Vacation dreams become a nightmare in ‘Little River’

By From page B3 | December 18, 2013

Imagine being on the white sand beaches of Jamaica with the gentle ocean surf in front of you and  warm sea breezes surrounding you. It’s one of my favorite day dreams but if you add a ruthless, hard-core criminal who kidnapped your college-age daughter and he is planning to sell her to the highest bidder to the scene, the dream becomes a nightmare.

That’s the nightmare that single parents Grant Turner and Andrea Carson are living in “Little River,” Cameron Park author James L’Etoile’s debut novel.

Grant and Andrea’s two daughters are college friends who went on a vacation to Jamaica together and they  didn’t return. Fighting police indifference, the elements, corruption and their own worries about the fate of their daughters, the two parents unite to save their girls from a life of horror that will end in gruesome death.

“I like strong women characters,” said L’Etoile of his character, Andrea Carson, “especially women who didn’t think they were strong at first.”

L’Etoile, 56, has 20 years experience in the criminal justice system, as a probation officer and in maximum security prisons. He knows how criminals think and act and how the system can be corrupted.

During vacations to Jamaica, he began talking to local people about their concerns, one of which is the Haitian criminal network that has moved into Jamaica and is affecting the lives of Jamaicans and the tourists who visit.

“On the resorts and beaches, booze flows and inhibitions melt, creating a feeding ground for these predators,” said L’Etoile.

The story came together for him on a visit to Jamaica when he imagined what could happen to unsuspecting tourists. While doing research for the book, L’Etoile was appalled to discover that there 27 million people in modern-day slavery throughout the world; that 800,000 people are trafficked across international borders every year and 83 percent of confirmed sex trafficking victims are U.S. citizens.

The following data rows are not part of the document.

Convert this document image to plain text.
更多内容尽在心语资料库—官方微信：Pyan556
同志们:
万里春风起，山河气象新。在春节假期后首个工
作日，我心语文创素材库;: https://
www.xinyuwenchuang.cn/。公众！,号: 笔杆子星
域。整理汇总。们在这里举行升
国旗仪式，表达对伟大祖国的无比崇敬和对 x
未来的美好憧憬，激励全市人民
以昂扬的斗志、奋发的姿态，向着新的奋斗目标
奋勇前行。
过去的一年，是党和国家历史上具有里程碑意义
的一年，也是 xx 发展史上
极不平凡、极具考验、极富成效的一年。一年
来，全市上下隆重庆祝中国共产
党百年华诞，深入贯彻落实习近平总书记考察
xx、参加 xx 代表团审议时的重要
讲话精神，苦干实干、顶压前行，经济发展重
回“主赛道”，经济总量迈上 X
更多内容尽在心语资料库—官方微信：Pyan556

“All people deserve to be free,” said L’Etoile. “I enjoyed the process of researching human trafficking. It’s something most people ignore because it’s really uncomfortable to look at.”

Ten percent of the profits from the sale of “Little River” goes to Not For Sale, an organization fighting human trafficking.

L’Etoile completed “Little River” a couple of years ago but it took a few tries to find the right publisher.

“Salt Media Productions is a new publisher and I was new to being published, so we learned together,” said L’Etoile

In the meantime, L’Etoile finished a few other books and is now completing his seventh novel, another crime fiction, about black market organ transplant networks that entice medically fragile people into visiting other countries in order to receive transplants.

“It’s about a serial killer who harvests organs from his victims,” said L’Etoile.”Transplant tourism is really spooky.”

“Little River” is available as an e-book or in paperback version at amazon.com, barnesandnoble.com, Kobo Books, Apple iBookstore and locally at Face in a Book, 4359 Town Center Blvd. in El Dorado Hills.

Book signings at Face in a Book and Caffé Santoro in Cameron Park are being scheduled. Check the Website at jamesetoile.com.